Human Rights Watch says satellite photos reveal "massive destruction" of civilian areas in a northern Nigerian town where Islamist militants and government security forces clashed last month.
The group said Wednesday the images showed 2,275 destroyed buildings in the town of Baga. It says residents blame the destruction on soldiers who allegedly ransacked the town after Boko Haram militants attacked a military patrol and killed a soldier.
The Nigerian military said last week that only about 30 homes were burned down, and blamed their destruction on Boko Haram.

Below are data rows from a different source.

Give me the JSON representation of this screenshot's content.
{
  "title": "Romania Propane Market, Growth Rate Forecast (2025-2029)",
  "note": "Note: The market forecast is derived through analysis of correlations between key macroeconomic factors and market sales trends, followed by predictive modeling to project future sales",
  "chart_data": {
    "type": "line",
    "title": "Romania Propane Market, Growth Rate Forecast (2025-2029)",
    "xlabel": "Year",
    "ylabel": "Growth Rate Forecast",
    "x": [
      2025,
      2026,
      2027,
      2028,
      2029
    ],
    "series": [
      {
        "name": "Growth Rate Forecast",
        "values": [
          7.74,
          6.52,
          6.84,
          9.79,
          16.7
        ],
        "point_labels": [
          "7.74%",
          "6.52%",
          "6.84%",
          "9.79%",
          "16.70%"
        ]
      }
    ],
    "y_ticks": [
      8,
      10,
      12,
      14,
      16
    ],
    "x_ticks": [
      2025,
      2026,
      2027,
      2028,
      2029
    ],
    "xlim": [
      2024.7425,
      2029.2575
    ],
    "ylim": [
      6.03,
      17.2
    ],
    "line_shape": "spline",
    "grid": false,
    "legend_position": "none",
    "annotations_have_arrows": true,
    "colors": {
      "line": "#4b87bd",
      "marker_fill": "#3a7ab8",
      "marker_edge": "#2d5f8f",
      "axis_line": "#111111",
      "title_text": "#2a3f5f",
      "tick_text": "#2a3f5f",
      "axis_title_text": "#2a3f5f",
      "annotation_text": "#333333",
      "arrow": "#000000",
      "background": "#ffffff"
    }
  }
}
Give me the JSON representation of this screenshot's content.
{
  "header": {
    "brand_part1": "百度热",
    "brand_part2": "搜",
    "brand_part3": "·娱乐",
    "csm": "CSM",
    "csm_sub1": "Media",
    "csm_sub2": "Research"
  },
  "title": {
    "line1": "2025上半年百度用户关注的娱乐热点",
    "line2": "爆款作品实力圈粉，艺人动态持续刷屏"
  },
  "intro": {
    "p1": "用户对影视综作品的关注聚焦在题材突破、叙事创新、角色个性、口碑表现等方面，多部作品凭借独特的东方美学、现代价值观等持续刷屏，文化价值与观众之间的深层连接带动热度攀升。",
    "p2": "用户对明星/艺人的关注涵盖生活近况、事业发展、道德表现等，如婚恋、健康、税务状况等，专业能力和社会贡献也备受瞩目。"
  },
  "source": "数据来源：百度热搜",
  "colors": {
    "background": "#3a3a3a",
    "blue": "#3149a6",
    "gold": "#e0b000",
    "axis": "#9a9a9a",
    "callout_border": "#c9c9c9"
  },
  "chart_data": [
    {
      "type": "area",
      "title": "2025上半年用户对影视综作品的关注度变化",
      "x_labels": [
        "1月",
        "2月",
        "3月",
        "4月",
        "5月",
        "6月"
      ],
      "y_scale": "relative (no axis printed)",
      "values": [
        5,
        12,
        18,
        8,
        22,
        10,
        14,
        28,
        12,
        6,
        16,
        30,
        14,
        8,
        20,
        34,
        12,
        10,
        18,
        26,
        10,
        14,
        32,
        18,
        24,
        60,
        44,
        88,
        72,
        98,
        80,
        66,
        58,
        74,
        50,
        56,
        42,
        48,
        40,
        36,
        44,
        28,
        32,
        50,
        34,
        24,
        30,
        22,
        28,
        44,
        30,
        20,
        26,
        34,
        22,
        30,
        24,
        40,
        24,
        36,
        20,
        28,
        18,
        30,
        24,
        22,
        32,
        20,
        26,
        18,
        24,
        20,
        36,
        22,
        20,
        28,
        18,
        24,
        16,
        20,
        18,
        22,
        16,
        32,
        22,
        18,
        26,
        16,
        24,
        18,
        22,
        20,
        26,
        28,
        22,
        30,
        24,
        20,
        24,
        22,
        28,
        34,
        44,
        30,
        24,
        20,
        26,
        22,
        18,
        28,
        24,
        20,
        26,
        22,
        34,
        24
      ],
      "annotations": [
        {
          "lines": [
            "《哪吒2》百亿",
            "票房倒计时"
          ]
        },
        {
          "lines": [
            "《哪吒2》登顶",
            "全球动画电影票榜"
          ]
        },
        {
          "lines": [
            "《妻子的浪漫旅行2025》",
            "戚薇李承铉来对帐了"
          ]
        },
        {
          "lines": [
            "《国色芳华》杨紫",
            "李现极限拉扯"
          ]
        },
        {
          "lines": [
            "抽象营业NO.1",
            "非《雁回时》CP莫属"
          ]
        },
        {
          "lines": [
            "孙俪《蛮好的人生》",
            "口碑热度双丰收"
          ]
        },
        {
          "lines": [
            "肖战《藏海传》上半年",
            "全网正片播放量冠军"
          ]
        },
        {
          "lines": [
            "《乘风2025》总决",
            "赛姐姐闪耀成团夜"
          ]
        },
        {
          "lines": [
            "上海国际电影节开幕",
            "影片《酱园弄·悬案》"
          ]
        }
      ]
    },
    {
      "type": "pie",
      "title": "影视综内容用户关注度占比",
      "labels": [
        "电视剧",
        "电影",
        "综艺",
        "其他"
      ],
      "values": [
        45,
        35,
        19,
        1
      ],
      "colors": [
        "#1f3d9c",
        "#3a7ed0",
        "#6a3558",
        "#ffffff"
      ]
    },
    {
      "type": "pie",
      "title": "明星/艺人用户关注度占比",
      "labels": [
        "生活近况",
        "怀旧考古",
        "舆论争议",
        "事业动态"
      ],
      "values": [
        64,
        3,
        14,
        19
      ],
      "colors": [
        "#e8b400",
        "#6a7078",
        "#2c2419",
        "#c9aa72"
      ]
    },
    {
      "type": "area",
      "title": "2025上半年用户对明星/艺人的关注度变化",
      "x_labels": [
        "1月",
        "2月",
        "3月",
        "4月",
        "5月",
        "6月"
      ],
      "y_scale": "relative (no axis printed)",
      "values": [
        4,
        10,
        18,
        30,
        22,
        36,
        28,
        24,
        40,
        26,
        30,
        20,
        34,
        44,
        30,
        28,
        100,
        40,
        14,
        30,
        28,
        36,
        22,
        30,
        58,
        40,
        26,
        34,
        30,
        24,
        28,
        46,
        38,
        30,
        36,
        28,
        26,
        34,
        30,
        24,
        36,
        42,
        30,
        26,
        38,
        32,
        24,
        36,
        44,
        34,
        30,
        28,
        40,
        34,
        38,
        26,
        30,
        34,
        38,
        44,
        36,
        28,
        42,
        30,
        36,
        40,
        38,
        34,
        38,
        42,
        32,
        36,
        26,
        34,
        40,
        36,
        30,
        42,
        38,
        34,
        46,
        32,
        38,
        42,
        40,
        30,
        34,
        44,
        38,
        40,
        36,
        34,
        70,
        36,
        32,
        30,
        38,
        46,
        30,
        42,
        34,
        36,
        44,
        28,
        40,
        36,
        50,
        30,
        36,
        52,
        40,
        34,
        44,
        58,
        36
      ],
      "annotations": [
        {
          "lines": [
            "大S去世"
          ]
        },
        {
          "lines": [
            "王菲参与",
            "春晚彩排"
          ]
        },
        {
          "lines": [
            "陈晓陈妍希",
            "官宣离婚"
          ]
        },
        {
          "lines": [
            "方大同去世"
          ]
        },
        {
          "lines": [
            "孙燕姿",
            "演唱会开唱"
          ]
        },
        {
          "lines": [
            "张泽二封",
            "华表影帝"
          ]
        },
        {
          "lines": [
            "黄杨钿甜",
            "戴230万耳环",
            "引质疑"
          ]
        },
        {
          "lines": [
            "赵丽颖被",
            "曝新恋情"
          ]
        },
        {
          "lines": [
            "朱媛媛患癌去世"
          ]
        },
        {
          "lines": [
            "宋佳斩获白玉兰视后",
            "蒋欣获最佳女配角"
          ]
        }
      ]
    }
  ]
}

The Nigerian Red Cross says the recent fighting killed 187 people -- another figure the military disputes.
Human Rights Watch called on the Nigerian government to carry out an impartial investigation. Its Africa director, Daniel Bekele, said "glaring discrepancies" between reports from Baga and statements by military officials raise concerns the military is covering up abuses.
A spokesman for President Goodluck Jonathan said in a statement Tuesday that the president had commended several government agencies, including the Military High Command, after receiving a preliminary investigation report.
The spokesman, Reuben Abati, said the probe found the reported death toll "cannot be substantiated" and that there is a lot of misinformation about the situation. It further says that "a number" of buildings were destroyed, but that there are far fewer than 1,000 total houses in Baga.
Locals said the clashes began the evening of April 16 when troops surrounded a mosque that allegedly was sheltering members of the radical Islamist sect Boko Haram.
A shootout ensued, with militants using heavy weaponry, including rocket-propelled grenades. Soldiers and local officials say the militants used civilians as human shields, while residents said soldiers deliberately set fires during the attack.
Human Rights Watch said the number of buildings that were destroyed and the widespread nature of the damage point to the fires being intentionally set, and not being accidentally sparked by rocket-propelled grenades.
The posted images show aerial shots of the town on April 6 against those of the same areas on April 26, just days after the attack.
In addition to analyzing the satellite photos, Human Rights Watch says it interviewed seven Baga residents. Their accounts include seeing soldiers dragging a man out of a house and shooting him, and soldiers setting fire to homes.